The COVID-19 pandemic has shaken the entire world, taking us all by surprise and changing our way of life in many ways. To date, there are over 250 million cases and over 5 million deaths.
Since the beginning of the pandemic, scientists and researchers throughout the world have been working hard to combat this dreaded virus, with many breakthroughs leading to the development of several vaccines. Alongside these efforts, barcodes have been used to track cases and vaccines and to ensure that the vaccine rollout is as smooth and efficient as humanly possible.
The first method of determining virus exposure at the start of the pandemic was to use contact tracing. The main way to do so, which some consider controversial, was to track people’s movement so that when someone tests positive for COVID-19, it would be possible to identify and isolate other individuals with whom they were potentially in contact with.
One of the ways used to contact trace was to require the scanning of a barcode before entering a venue. A type of two-dimensional barcode known as Quick Response (QR) codes was placed at entrances to venues and needed to be scanned in order to enter.
Conveniently, almost every individual these days has a smartphone capable of scanning QR codes, so this method of contact tracing was the simplest and quickest system to implement. If an individual tested positive for COVID-19, other individuals who may have potentially been exposed would be alerted on their smartphones.
In South Africa, a contact tracing smartphone app was developed where such exposure data is tracked anonymously via Bluetooth proximity (no QR code scanning required).
Out of all the many types of barcodes out there, the traditional, linear, one-dimensional barcodes that we see everyday in retail shops have been used around the world to track vaccines and ensure that the correct vaccine is transported to the correct vaccination centre.
These linear barcodes store a short string of numbers or characters and can be scanned and registered on a computer or mobile device. In this way, barcodes can ensure the security and safety of the vaccines since each vial of vaccine will have a barcode, and each batch of vaccines will have a batch code. These barcodes will be scanned when they leave the lab and again when it reaches its destination (and possibly along the way if required), thus providing control and oversight over the whole vaccine rollout process.
The major safety aspect of barcoding vaccines is being able to track exactly where the vaccines are and where they are going, thus ensuring that each vaccine reaches its intended destination. This also prevents vaccines from being intercepted along its transportation route, which can lead to unintended consequences such as vaccines being stolen, or real vaccine shots being replaced by counterfeit vaccines.

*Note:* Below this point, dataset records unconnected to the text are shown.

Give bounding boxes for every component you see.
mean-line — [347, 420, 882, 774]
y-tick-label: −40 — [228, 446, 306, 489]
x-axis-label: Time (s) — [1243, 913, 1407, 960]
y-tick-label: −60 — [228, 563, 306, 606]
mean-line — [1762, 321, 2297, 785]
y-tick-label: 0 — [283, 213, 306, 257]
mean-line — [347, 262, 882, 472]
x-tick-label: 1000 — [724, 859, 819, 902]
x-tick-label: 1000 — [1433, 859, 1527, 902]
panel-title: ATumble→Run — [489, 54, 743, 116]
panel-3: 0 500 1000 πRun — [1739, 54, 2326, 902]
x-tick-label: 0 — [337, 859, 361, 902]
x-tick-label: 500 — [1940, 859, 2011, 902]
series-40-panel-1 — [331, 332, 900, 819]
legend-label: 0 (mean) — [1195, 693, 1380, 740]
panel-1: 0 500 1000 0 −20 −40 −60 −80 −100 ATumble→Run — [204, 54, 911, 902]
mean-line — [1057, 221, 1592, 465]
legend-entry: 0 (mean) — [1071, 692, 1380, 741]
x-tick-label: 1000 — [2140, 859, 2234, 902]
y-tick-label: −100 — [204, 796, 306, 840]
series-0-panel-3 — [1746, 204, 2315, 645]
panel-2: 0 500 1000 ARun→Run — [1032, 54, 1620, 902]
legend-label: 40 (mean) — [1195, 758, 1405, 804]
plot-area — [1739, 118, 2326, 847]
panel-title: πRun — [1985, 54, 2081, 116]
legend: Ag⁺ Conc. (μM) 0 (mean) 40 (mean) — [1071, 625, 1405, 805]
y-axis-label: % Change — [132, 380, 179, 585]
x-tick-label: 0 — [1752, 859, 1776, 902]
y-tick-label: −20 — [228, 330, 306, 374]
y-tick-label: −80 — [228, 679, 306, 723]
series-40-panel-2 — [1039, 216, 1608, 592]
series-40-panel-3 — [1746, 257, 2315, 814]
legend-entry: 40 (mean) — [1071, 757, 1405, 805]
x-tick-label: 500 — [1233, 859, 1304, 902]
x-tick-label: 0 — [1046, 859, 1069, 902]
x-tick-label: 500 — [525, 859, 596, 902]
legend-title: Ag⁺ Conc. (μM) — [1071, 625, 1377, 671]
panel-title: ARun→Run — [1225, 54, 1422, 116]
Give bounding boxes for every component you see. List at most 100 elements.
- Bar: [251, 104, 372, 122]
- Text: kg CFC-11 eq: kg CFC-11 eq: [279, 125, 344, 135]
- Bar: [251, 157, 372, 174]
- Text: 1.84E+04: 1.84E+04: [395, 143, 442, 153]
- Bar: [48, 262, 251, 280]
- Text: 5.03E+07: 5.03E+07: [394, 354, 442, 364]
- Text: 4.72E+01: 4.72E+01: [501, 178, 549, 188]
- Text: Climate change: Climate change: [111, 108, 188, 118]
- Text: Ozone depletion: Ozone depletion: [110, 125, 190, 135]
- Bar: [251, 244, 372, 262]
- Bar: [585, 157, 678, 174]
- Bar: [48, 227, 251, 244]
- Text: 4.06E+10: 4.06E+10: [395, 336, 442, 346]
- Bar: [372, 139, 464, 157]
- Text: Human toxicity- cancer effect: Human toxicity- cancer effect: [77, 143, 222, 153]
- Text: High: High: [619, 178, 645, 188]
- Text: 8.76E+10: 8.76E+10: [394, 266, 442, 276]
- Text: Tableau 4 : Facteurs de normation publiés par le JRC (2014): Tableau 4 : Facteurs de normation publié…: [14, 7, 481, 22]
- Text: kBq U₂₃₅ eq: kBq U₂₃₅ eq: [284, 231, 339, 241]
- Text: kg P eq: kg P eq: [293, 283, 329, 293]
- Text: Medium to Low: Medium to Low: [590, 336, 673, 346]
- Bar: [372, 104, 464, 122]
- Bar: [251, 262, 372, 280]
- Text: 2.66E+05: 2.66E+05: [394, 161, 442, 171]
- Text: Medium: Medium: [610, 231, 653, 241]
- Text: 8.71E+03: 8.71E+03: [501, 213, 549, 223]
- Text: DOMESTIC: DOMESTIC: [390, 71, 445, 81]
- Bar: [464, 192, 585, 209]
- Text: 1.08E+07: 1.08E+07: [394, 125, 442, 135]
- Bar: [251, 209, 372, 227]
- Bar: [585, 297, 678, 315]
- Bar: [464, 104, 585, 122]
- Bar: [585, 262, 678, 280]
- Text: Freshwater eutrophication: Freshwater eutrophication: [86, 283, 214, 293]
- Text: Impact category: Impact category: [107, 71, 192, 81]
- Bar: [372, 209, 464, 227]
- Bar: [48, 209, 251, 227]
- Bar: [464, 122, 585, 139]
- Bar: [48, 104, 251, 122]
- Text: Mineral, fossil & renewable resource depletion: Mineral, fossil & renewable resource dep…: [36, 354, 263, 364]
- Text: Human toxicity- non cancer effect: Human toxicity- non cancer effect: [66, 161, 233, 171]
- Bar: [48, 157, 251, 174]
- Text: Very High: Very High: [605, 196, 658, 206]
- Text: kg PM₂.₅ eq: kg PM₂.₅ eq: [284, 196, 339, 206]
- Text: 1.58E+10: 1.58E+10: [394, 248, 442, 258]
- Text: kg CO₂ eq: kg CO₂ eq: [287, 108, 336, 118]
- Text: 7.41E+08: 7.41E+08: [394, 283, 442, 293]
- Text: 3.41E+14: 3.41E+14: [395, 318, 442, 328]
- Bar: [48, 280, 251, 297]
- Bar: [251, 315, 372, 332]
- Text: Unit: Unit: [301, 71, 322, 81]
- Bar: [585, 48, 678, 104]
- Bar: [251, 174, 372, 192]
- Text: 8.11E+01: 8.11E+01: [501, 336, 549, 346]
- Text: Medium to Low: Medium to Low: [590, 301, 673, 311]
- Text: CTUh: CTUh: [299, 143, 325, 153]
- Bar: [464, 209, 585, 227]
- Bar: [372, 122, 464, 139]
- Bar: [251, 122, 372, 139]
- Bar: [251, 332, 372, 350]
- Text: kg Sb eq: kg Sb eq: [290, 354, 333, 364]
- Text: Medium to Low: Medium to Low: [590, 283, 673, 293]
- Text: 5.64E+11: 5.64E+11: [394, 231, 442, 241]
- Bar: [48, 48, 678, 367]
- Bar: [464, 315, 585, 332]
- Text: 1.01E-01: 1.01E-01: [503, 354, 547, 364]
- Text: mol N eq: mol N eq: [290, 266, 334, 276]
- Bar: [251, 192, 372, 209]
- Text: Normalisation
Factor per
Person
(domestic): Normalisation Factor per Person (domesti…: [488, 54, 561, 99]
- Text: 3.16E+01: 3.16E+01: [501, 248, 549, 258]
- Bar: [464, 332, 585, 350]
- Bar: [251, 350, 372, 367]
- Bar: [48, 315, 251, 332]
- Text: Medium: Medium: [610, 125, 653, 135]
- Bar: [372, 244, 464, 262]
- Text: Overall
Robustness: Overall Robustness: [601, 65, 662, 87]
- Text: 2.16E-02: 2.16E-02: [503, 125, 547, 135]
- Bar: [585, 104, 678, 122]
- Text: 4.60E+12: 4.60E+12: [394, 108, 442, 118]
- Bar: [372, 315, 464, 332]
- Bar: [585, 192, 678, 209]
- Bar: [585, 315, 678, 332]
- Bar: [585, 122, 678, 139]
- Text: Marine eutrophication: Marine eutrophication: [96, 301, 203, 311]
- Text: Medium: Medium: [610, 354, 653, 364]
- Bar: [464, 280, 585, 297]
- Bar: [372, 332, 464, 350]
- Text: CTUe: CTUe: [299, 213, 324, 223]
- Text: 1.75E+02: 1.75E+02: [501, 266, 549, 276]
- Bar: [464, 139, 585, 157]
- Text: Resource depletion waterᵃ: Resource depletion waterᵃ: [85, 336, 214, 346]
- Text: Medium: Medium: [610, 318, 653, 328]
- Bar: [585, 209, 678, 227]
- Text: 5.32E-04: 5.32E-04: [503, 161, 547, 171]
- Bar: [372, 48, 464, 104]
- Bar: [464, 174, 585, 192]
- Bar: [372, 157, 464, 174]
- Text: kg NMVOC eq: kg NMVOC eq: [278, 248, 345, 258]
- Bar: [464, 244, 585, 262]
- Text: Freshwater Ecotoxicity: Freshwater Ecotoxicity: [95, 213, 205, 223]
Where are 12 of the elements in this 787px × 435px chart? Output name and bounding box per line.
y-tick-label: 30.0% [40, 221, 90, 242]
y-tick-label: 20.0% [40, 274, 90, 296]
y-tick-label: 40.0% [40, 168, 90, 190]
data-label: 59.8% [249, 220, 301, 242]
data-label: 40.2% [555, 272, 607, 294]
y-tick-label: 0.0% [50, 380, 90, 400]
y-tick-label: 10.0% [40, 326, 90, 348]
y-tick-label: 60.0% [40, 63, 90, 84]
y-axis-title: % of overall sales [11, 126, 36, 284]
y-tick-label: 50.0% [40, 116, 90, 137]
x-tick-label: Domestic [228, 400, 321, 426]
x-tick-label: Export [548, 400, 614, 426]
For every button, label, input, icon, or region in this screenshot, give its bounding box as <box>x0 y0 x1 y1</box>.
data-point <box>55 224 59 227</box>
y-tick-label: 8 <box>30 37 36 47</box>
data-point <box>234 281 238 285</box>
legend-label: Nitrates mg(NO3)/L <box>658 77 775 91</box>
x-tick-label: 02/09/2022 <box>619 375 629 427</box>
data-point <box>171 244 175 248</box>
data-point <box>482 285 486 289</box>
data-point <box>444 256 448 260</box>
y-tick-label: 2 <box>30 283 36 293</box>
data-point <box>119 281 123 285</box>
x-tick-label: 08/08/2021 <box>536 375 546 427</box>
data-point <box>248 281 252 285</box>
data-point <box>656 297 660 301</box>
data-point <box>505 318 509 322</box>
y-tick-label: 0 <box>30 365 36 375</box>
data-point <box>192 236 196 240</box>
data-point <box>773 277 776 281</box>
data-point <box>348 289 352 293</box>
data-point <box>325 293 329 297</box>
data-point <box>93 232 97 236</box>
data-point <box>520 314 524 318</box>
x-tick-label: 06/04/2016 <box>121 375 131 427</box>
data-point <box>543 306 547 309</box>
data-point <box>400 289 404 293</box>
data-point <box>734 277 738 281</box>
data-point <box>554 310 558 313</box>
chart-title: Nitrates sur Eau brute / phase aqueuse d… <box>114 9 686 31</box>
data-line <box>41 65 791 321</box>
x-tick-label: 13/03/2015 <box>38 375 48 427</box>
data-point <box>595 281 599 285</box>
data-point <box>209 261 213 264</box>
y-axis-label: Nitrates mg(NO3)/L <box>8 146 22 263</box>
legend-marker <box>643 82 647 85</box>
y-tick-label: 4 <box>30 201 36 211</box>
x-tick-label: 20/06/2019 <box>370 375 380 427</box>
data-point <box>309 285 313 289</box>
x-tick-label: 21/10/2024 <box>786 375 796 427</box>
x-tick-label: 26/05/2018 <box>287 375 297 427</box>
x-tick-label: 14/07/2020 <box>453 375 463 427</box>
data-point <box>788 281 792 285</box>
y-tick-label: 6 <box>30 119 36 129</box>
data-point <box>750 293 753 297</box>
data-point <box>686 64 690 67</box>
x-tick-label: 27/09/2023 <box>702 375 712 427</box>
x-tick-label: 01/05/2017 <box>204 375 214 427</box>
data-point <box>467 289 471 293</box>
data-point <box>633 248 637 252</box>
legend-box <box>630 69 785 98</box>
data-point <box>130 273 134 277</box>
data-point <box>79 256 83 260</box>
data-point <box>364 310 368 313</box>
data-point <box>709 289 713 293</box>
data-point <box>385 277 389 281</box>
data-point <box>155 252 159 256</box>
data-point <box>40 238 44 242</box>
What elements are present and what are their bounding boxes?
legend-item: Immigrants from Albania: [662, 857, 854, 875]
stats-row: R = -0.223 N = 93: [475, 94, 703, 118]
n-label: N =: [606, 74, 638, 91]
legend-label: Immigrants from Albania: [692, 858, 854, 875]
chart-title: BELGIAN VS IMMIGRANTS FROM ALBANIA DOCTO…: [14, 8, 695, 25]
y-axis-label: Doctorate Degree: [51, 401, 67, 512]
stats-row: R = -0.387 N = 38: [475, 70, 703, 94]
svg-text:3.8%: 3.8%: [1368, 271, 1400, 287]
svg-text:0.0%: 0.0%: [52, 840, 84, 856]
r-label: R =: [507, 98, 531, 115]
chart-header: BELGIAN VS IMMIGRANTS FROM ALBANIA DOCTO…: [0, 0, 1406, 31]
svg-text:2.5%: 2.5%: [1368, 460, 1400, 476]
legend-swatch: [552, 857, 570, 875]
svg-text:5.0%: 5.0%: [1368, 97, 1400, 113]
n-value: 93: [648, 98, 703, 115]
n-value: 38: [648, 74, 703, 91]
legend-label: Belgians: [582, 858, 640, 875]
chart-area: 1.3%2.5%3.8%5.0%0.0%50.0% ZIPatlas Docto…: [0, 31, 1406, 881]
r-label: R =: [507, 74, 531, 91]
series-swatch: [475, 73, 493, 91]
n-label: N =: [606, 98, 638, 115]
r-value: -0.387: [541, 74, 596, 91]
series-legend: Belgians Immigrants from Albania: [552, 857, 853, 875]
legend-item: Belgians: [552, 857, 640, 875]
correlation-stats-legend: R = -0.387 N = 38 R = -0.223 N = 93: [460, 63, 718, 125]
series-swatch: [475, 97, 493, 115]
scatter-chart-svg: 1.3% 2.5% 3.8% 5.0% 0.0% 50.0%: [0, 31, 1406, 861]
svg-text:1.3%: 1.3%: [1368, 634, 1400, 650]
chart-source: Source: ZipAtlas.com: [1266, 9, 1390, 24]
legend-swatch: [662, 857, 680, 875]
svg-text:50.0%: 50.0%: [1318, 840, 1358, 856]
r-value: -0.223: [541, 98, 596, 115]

This has occurred in many parts of the world, even South Africa, where fake vaccines have made their way into the distribution network. By rigorously tracking the route taken by the vaccine, such possibilities are all but eliminated.
Once you are vaccinated, you will receive a vaccination card. And once you are fully vaccinated, you can register and receive your vaccination certificate – in essence, a vaccine passport, with a uniquely identifiable QR code associated with you, the vaccinated individual.
In order to prevent fraud, these QR codes are only decodable by authorised devices. In the future, proof of vaccination will most likely be needed for travel, large gatherings, or even to attend school or university.
Hard copy vaccination certificates could and most likely will be replaced by QR codes sent directly to the individual’s mobile phone. Because each QR code is encoded such that it links the individual to the government’s COVID-19 vaccination databases, it means that these QR codes cannot be faked, thereby all but eliminating fake proofs of vaccination.